Between 1905-1906, German architect August Endell was commissioned by the property developer and architect Kurt Berndt to design the facade and several interior decors for the first courtyard of Hackesche Höfe, to make a visual advertisement to the potential customers of this newly emerged complex mixed with residential and commercial areas.

The characteristics of this courtyard were sensitively captured by the filmmaker Wim Wenders in his film In weiter Ferne, so nah! (1993) , such as the movement of the line, the lightness of the surface, the dynamic of the space. They also fascinated architectural critics and historians from different times and regions with a specific theoretical interest. The idea that Endell translated the contemporary psychological aesthetics into this facade remained unquestioned ever since the project was published and reviewed by Karl Scheffler in 1907. In particular, there was a surprisingly consistent reference to the optic psychology in every explanation of this project, although sometimes gravitating towards the empathy theory, sometimes towards the Gestalt theory, and sometimes linked to their recently discovered neural substrates.

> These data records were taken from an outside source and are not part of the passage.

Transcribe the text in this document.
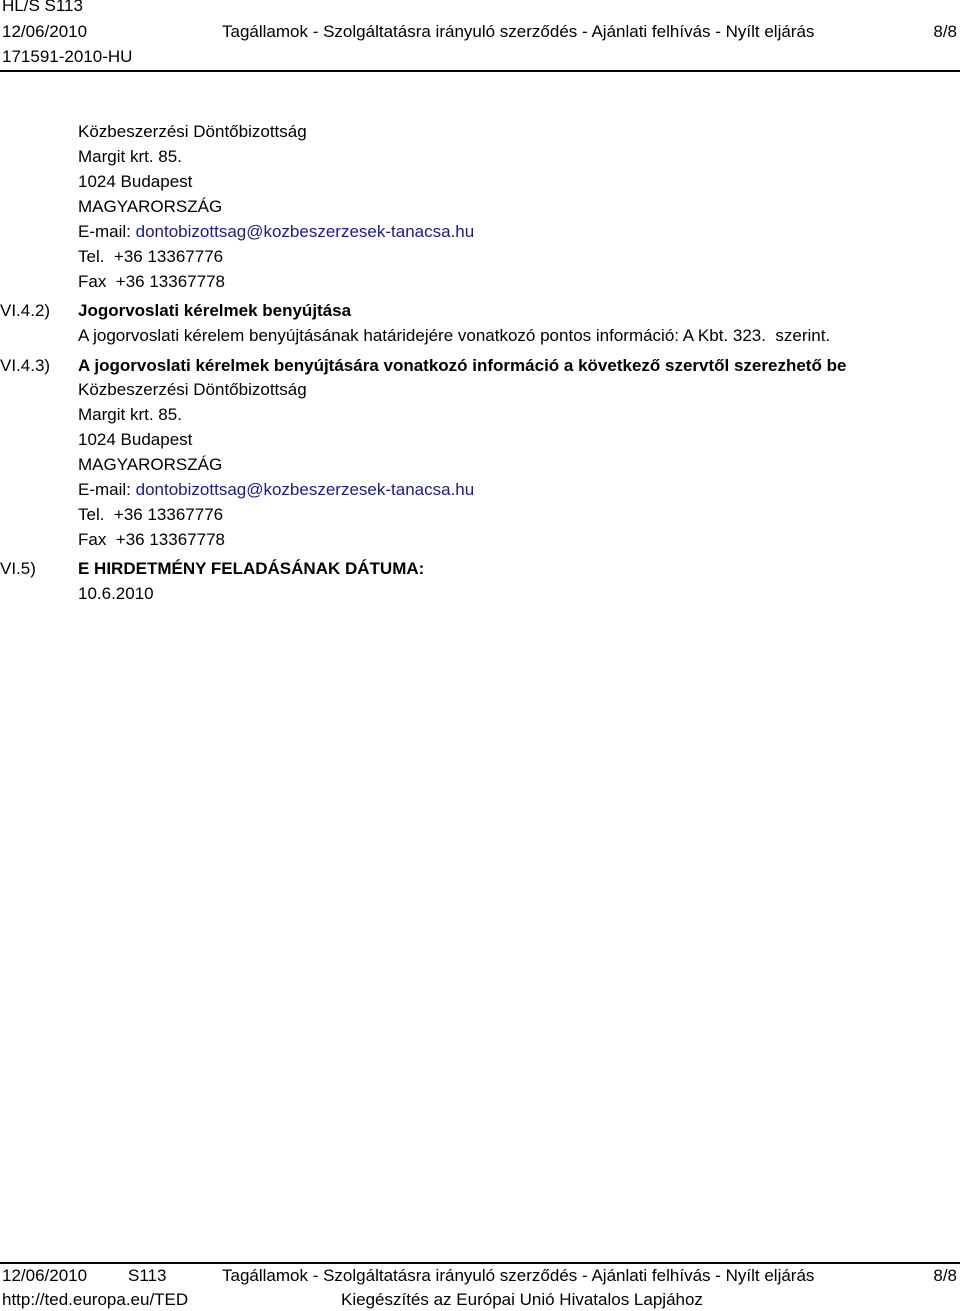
HL/S S113
12/06/2010	Tagállamok - Szolgáltatásra irányuló szerződés - Ajánlati felhívás - Nyílt eljárás	8/8
171591-2010-HU
Közbeszerzési Döntőbizottság
Margit krt. 85.
1024 Budapest
MAGYARORSZÁG
E-mail: dontobizottsag@kozbeszerzesek-tanacsa.hu
Tel.  +36 13367776
Fax  +36 13367778
VI.4.2) Jogorvoslati kérelmek benyújtása
A jogorvoslati kérelem benyújtásának határidejére vonatkozó pontos információ: A Kbt. 323.  szerint.
VI.4.3) A jogorvoslati kérelmek benyújtására vonatkozó információ a következő szervtől szerezhető be
Közbeszerzési Döntőbizottság
Margit krt. 85.
1024 Budapest
MAGYARORSZÁG
E-mail: dontobizottsag@kozbeszerzesek-tanacsa.hu
Tel.  +36 13367776
Fax  +36 13367778
VI.5) E HIRDETMÉNY FELADÁSÁNAK DÁTUMA:
10.6.2010
12/06/2010 S113	Tagállamok - Szolgáltatásra irányuló szerződés - Ajánlati felhívás - Nyílt eljárás	8/8
http://ted.europa.eu/TED	Kiegészítés az Európai Unió Hivatalos Lapjához
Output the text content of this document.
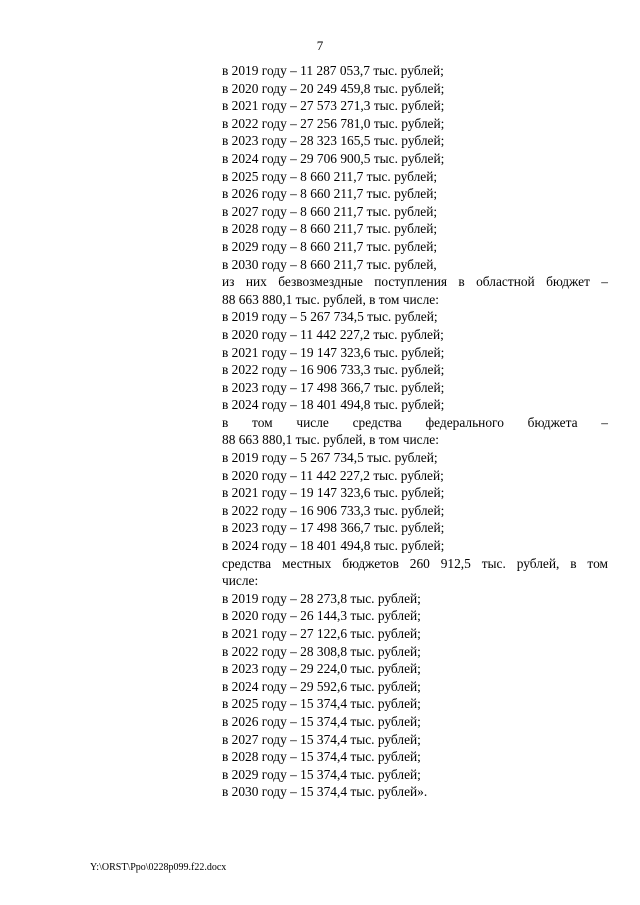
7
в 2019 году – 11 287 053,7 тыс. рублей;
в 2020 году – 20 249 459,8 тыс. рублей;
в 2021 году – 27 573 271,3 тыс. рублей;
в 2022 году – 27 256 781,0 тыс. рублей;
в 2023 году – 28 323 165,5 тыс. рублей;
в 2024 году – 29 706 900,5 тыс. рублей;
в 2025 году – 8 660 211,7 тыс. рублей;
в 2026 году – 8 660 211,7 тыс. рублей;
в 2027 году – 8 660 211,7 тыс. рублей;
в 2028 году – 8 660 211,7 тыс. рублей;
в 2029 году – 8 660 211,7 тыс. рублей;
в 2030 году – 8 660 211,7 тыс. рублей,
из них безвозмездные поступления в областной бюджет –
88 663 880,1 тыс. рублей, в том числе:
в 2019 году – 5 267 734,5 тыс. рублей;
в 2020 году – 11 442 227,2 тыс. рублей;
в 2021 году – 19 147 323,6 тыс. рублей;
в 2022 году – 16 906 733,3 тыс. рублей;
в 2023 году – 17 498 366,7 тыс. рублей;
в 2024 году – 18 401 494,8 тыс. рублей;
в том числе средства федерального бюджета –
88 663 880,1 тыс. рублей, в том числе:
в 2019 году – 5 267 734,5 тыс. рублей;
в 2020 году – 11 442 227,2 тыс. рублей;
в 2021 году – 19 147 323,6 тыс. рублей;
в 2022 году – 16 906 733,3 тыс. рублей;
в 2023 году – 17 498 366,7 тыс. рублей;
в 2024 году – 18 401 494,8 тыс. рублей;
средства местных бюджетов 260 912,5 тыс. рублей, в том
числе:
в 2019 году – 28 273,8 тыс. рублей;
в 2020 году – 26 144,3 тыс. рублей;
в 2021 году – 27 122,6 тыс. рублей;
в 2022 году – 28 308,8 тыс. рублей;
в 2023 году – 29 224,0 тыс. рублей;
в 2024 году – 29 592,6 тыс. рублей;
в 2025 году – 15 374,4 тыс. рублей;
в 2026 году – 15 374,4 тыс. рублей;
в 2027 году – 15 374,4 тыс. рублей;
в 2028 году – 15 374,4 тыс. рублей;
в 2029 году – 15 374,4 тыс. рублей;
в 2030 году – 15 374,4 тыс. рублей».
Y:\ORST\Ppo\0228p099.f22.docx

Indeed, specific visual qualities are perceivable in this facade, as Wenders noticed. They seem to suggest an ingenious device of controlling and managing the visual and perhaps also the emotional response of the observer which is inseparable with the rationalization and commodification of experience around 1900. Endell’s academical background in philosophy and psychology as well as his theoretical writings also encouraged such a hypothesis. But what is the nature of these qualities? Are they the result of an elaborate mechanics? Can we designate them to a certain optic theory? And how are they related to the broader reorganization of vision in the institutional and social spaces? If the facade is an architectural essay about psychological optics, what is its main hypothesis?